For the first time since the 1600s, Bermuda's cahow population has topped 100 pairs.

Abundant when Bermuda was first discovered, the ground burrowing Cahow was quickly decimated by introduced predators such as rats, pigs, dogs and cats, and hunting by the early settlers. For the last 50 years the Cahow Recovery Program has been one of Bermuda’s priority protected species projects. Now managed by the Terrestrial Conservation Section of the Department of Conservation Services the team works hard to control predators, build artificial nest burrows, and carry out research to better understand the Cahow and enable it to recover.

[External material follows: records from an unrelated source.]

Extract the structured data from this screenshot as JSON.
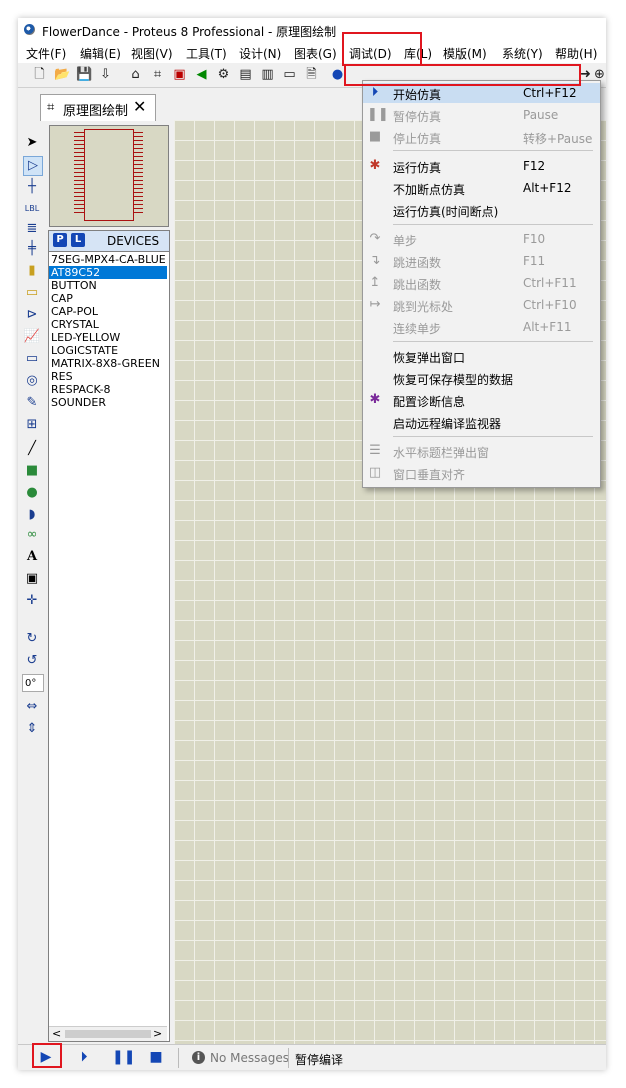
{
  "window": {
    "title": "FlowerDance - Proteus 8 Professional - 原理图绘制"
  },
  "menubar": [
    "文件(F)",
    "编辑(E)",
    "视图(V)",
    "工具(T)",
    "设计(N)",
    "图表(G)",
    "调试(D)",
    "库(L)",
    "模版(M)",
    "系统(Y)",
    "帮助(H)"
  ],
  "tab": {
    "label": "原理图绘制",
    "close": "✕"
  },
  "device_panel": {
    "p_label": "P",
    "l_label": "L",
    "header": "DEVICES",
    "items": [
      "7SEG-MPX4-CA-BLUE",
      "AT89C52",
      "BUTTON",
      "CAP",
      "CAP-POL",
      "CRYSTAL",
      "LED-YELLOW",
      "LOGICSTATE",
      "MATRIX-8X8-GREEN",
      "RES",
      "RESPACK-8",
      "SOUNDER"
    ],
    "selected": "AT89C52",
    "scroll_left": "<",
    "scroll_right": ">"
  },
  "left_toolbar": {
    "angle": "0°"
  },
  "debug_menu": {
    "items": [
      {
        "label": "开始仿真",
        "shortcut": "Ctrl+F12",
        "enabled": true,
        "icon": "start-debug-icon"
      },
      {
        "label": "暂停仿真",
        "shortcut": "Pause",
        "enabled": false,
        "icon": "pause-icon"
      },
      {
        "label": "停止仿真",
        "shortcut": "转移+Pause",
        "enabled": false,
        "icon": "stop-icon"
      },
      {
        "label": "运行仿真",
        "shortcut": "F12",
        "enabled": true,
        "icon": "run-bug-icon"
      },
      {
        "label": "不加断点仿真",
        "shortcut": "Alt+F12",
        "enabled": true,
        "icon": ""
      },
      {
        "label": "运行仿真(时间断点)",
        "shortcut": "",
        "enabled": true,
        "icon": ""
      },
      {
        "label": "单步",
        "shortcut": "F10",
        "enabled": false,
        "icon": "step-icon"
      },
      {
        "label": "跳进函数",
        "shortcut": "F11",
        "enabled": false,
        "icon": "step-into-icon"
      },
      {
        "label": "跳出函数",
        "shortcut": "Ctrl+F11",
        "enabled": false,
        "icon": "step-out-icon"
      },
      {
        "label": "跳到光标处",
        "shortcut": "Ctrl+F10",
        "enabled": false,
        "icon": "run-to-cursor-icon"
      },
      {
        "label": "连续单步",
        "shortcut": "Alt+F11",
        "enabled": false,
        "icon": ""
      },
      {
        "label": "恢复弹出窗口",
        "shortcut": "",
        "enabled": true,
        "icon": ""
      },
      {
        "label": "恢复可保存模型的数据",
        "shortcut": "",
        "enabled": true,
        "icon": ""
      },
      {
        "label": "配置诊断信息",
        "shortcut": "",
        "enabled": true,
        "icon": "diagnostics-bug-icon"
      },
      {
        "label": "启动远程编译监视器",
        "shortcut": "",
        "enabled": true,
        "icon": ""
      },
      {
        "label": "水平标题栏弹出窗",
        "shortcut": "",
        "enabled": false,
        "icon": "tile-horizontal-icon"
      },
      {
        "label": "窗口垂直对齐",
        "shortcut": "",
        "enabled": false,
        "icon": "tile-vertical-icon"
      }
    ]
  },
  "statusbar": {
    "messages": "No Messages",
    "state": "暂停编译"
  },
  "colors": {
    "highlight": "#e0161f",
    "menu_hover": "#c9ddf2",
    "selection": "#0078d7",
    "canvas": "#d8d8c4"
  }
}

With this assistance the Cahow continues to move towards becoming a self sustaining population. Last year the Cahow increased to 98 nesting pairs producing a record 56 fledged chicks. The 100 nesting pair mark was met this year illustrating that the species continues to move from strength to strength.

Minister Michael Weeks:

This achievement is a fitting milestone to celebrate Bermuda’s 400th anniversary of colonization. I offer my congratulations to all those who have dedicated their lives to protecting the Cahow ensuring it not only survives, but thrives.

Ours is a government that has invested in protection of the environment. And, our work is paying off. There are more national parks than ever before. The Sargasso Sea is being protected. And, The cahows are coming back.